EXCEPT then returns the rows which are in the first, but not the second table and INTERSECT returns the rows from the first which are also in the second table. But how do they perform?
In real life I find it is rare that I have to compare two tables or queries (or more) which possible have completely indentical data, but it does happen once in a while. However most of the time, these rows also have a unique primary key or otherwise index, so most of the time I use IN and NOT IN myself.
So I'll try EXCEPT/INTERSECT against IN/NOT IN and see how they fare.
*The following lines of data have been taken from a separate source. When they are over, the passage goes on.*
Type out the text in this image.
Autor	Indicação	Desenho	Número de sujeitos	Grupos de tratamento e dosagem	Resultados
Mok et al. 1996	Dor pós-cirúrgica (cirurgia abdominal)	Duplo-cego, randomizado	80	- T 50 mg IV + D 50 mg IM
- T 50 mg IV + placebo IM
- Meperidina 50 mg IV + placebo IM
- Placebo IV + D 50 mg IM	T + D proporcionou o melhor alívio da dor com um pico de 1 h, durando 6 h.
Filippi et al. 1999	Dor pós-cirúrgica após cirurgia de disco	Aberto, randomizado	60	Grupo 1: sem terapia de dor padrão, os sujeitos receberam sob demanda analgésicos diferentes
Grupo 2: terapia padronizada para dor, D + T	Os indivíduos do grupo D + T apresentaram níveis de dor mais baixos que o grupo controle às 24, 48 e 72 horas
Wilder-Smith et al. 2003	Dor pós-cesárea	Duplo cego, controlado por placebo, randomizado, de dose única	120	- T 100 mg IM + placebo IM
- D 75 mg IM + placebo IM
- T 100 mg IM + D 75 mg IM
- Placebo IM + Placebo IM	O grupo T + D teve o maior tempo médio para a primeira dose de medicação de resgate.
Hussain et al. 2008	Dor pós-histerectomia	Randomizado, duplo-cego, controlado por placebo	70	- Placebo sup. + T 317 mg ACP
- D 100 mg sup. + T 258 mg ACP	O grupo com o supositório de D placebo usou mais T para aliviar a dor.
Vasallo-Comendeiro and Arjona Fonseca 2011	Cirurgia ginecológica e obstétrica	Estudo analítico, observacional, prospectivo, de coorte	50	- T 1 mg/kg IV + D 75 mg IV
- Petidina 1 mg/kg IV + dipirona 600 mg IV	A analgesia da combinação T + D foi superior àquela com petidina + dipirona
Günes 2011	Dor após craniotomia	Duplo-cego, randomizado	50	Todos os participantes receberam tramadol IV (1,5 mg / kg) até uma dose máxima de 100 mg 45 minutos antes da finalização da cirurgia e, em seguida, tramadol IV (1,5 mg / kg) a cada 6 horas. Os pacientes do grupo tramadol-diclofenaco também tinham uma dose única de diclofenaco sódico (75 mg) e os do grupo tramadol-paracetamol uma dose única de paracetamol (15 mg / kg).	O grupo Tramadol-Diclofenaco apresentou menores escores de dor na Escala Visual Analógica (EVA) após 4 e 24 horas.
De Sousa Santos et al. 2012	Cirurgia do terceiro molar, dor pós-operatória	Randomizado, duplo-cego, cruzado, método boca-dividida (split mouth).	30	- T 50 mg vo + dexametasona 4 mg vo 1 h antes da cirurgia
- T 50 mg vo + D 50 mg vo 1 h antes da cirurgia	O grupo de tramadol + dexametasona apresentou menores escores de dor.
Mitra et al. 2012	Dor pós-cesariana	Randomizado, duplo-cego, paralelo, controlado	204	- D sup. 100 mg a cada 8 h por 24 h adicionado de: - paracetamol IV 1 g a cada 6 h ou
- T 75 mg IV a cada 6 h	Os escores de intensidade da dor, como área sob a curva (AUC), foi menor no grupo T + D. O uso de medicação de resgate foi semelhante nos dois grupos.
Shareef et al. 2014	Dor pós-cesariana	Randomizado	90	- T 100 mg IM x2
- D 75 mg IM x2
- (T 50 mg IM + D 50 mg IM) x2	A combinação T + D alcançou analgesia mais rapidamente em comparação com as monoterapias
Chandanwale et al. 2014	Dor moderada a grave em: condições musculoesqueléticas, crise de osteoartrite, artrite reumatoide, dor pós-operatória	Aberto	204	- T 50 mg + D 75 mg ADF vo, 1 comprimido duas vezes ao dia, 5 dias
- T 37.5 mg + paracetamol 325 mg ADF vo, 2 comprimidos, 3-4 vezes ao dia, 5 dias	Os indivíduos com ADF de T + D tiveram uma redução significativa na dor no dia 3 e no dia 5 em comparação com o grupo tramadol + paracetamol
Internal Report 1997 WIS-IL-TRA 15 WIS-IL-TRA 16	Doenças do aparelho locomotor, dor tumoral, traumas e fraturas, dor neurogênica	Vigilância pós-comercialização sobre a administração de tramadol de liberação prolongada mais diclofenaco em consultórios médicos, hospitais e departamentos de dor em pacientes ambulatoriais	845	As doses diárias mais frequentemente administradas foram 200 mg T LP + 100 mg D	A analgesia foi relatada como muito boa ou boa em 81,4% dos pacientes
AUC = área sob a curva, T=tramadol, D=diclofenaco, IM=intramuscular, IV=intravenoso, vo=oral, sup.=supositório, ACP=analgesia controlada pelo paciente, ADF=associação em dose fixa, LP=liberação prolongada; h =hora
I've made two identical tables, Table1 and Table1 both with an ID (int) and Value (nvarchar(10)), and filled them with some test data, ensuring a number of identical rows and a number of different rows using the following query:
DECLARE @I INT
SET @I = 0
WHILE @I < 10000 BEGIN
IF @I % 5 <> 0
INSERT INTO Table1 VALUES (@I, REPLICATE('A', 10))
IF @I % 4 <> 0 INSERT
INTO Table2 VALUES (@I, REPLICATE('A', 10))
SET @I = @I + 1
END
I've not used any indexes et al, because it isn't needed. I am only after the comparable values.
Anyway, using what I know of common problems from work, I now want to find rows in Table1 which aren't in Table2.
Because I know I have "ID" which I assume right now is a unique key (I have no duplicates, because I know what data I've inserted), I'll only use an NOT IN on the ID column, like this:
SELECT *
FROM Table1
WHERE ID NOT IN (
SELECT ID FROM Table2
)
GO
SELECT * FROM Table1
EXCEPT
SELECT * FROM Table2
GO
This performs as one might expect vastly superior for the NOT IN syntax with a ratio of 23% vs. 77%.
However, suppose that I also needed to make sure that Value was the same and that I thus couldn't rely only on the ID, making the following query:
SELECT *
FROM Table1
WHERE ID NOT IN (
SELECT ID FROM Table2
)
OR [Value] NOT IN (
SELECT [Value] FROM Table2
)
GO
SELECT * FROM Table1
EXCEPT
SELECT * FROM Table2
GO
And now the result changes with the NOT IN syntax taking 78% and the EXCEPT only 22%.
So if you need more then one value to be different, then it starts to look like you can use the EXCEPT with performance gain versus the NOT IN syntax.
If you only need to compare on one, it is a waste of ressources to use EXCEPT – lest it is a one time query of course. But it if is something which needs to run "often", I'd think twice.
Conclusions on the results of INTERSECT are exactly (well, the numbers differ of course) the same.
One column to compare, and it is better to use IN, like this:
SELECT *
FROM Table1
WHERE ID IN (
SELECT ID FROM Table2
)
GO
Compared to
SELECT * FROM Table1
INTERSECT
SELECT * FROM Table2
GO
If needing more values, then INTERSECT is better.